What were the big things that psychedelics showed you?

They showed me that everything is not as it seems. They taught me endless love, such deep love, so passionate. They seriously taught me not to be afraid, that every bad "trip" or experience is actually just a lesson that I needed to learn. They showed me things that I never even knew existed, and I don't  exactly mean hallucinations (Those too.) but more so lifestyles. Crystal healing. Energy. Vibrations. They helped me open my mind to a while new world of possibilities.


Was there a particular psychedelic that really helped with this?

LSD was definitely the psychedelic that showed me and taught me the most.
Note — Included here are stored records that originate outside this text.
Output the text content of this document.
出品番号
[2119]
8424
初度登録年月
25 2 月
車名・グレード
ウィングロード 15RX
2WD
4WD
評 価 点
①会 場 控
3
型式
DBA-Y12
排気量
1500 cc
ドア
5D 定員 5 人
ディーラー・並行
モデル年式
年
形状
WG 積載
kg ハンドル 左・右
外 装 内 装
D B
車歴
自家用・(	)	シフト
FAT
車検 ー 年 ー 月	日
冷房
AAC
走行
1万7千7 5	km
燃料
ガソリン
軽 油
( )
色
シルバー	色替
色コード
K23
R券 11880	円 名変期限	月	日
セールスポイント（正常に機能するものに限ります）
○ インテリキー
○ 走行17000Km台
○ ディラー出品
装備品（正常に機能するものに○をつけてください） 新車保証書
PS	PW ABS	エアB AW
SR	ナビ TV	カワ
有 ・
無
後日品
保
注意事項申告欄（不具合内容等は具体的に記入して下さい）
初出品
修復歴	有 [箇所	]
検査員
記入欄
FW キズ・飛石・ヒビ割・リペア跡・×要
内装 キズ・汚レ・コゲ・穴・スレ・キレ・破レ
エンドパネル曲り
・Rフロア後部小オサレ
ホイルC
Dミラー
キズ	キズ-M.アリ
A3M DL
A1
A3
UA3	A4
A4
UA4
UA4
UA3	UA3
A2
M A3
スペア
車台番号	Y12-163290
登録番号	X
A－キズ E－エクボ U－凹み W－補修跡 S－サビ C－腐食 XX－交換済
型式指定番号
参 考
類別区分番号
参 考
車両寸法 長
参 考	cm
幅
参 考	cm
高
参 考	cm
It was the first psychedelic I ever did, and it was definitely the one that I always have and always will prefer.


What were some valuable life lessons that travelling has shown you?
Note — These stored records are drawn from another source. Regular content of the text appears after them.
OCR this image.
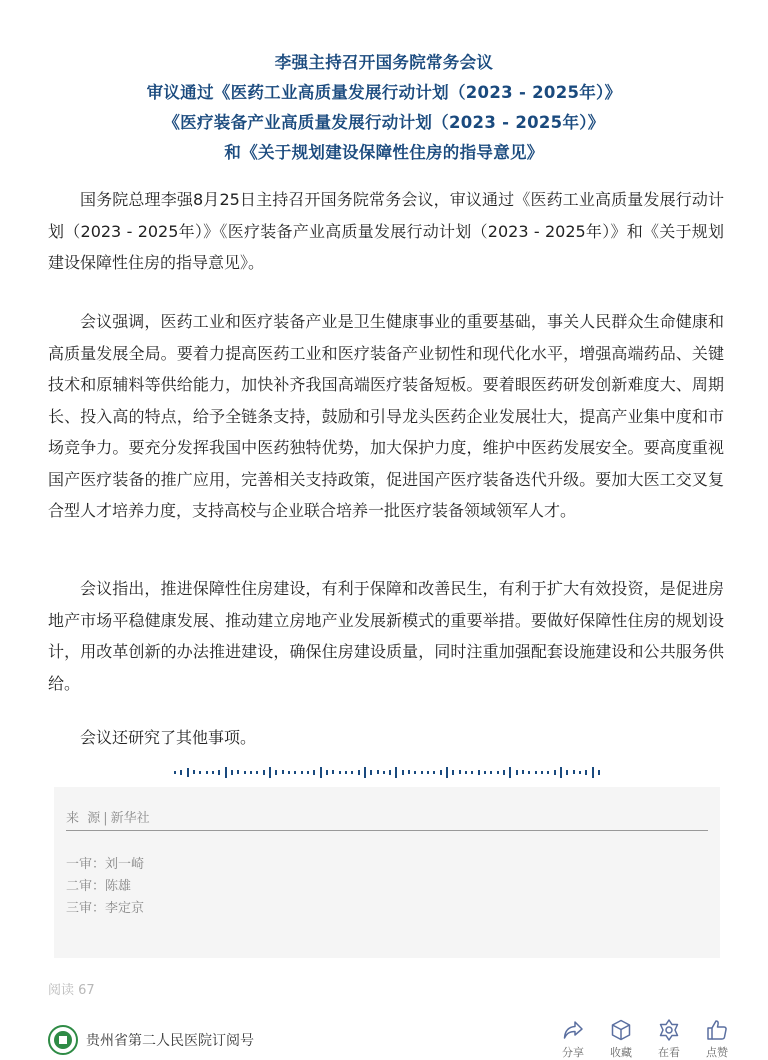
李强主持召开国务院常务会议
审议通过《医药工业高质量发展行动计划（2023 - 2025年）》
《医疗装备产业高质量发展行动计划（2023 - 2025年）》
和《关于规划建设保障性住房的指导意见》

国务院总理李强8月25日主持召开国务院常务会议，审议通过《医药工业高质量发展行动计划（2023 - 2025年）》《医疗装备产业高质量发展行动计划（2023 - 2025年）》和《关于规划建设保障性住房的指导意见》。

会议强调，医药工业和医疗装备产业是卫生健康事业的重要基础，事关人民群众生命健康和高质量发展全局。要着力提高医药工业和医疗装备产业韧性和现代化水平，增强高端药品、关键技术和原辅料等供给能力，加快补齐我国高端医疗装备短板。要着眼医药研发创新难度大、周期长、投入高的特点，给予全链条支持，鼓励和引导龙头医药企业发展壮大，提高产业集中度和市场竞争力。要充分发挥我国中医药独特优势，加大保护力度，维护中医药发展安全。要高度重视国产医疗装备的推广应用，完善相关支持政策，促进国产医疗装备迭代升级。要加大医工交叉复合型人才培养力度，支持高校与企业联合培养一批医疗装备领域领军人才。

会议指出，推进保障性住房建设，有利于保障和改善民生，有利于扩大有效投资，是促进房地产市场平稳健康发展、推动建立房地产业发展新模式的重要举措。要做好保障性住房的规划设计，用改革创新的办法推进建设，确保住房建设质量，同时注重加强配套设施建设和公共服务供给。

会议还研究了其他事项。

来  源 | 新华社
一审：刘一崎
二审：陈雄
三审：李定京
阅读 67
贵州省第二人民医院订阅号
分享 收藏 在看 点赞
Traveling is beautiful. It is an equal combination of both good and bad. There are nights where the rain promises me until 4 a.m., and I feel as if I'll never be dry again. There are nights that I spend with people I've met and now call family all cuddled together, all of us feeling so safe and happy. I've gone to Rainbow gatherings in the middle of national forests for weeks at a time with thousands of other travellers, and those taught me that you don't need society. People weren't always living the way we do now, they were barbaric and wild at one point. Those gatherings take me back to that. We all cook for each other, set up water lines, literally just one big, happy, loving family that all take care of one another. Hitchhiking taught me so much patience, and to be positive, which are two things I always lacked. Travelling all in all has taught me the powers of being positive and also the power of manifestation. If you think something will be, that is how it will be. It taught me that people really do care. It taught me the values of having a family, how to care for other people and love properly since I never learned that when I was little. Hopping trains taught me that things are hard and dangerous, but there are always beautiful rewards in store. It's hard for me to put into words the way that traveling has made me feel and all its taught me, I wish I could explain it better. Just know that it has been the most beautiful thing I have ever decided to do with my life and I don't regret even one second of it.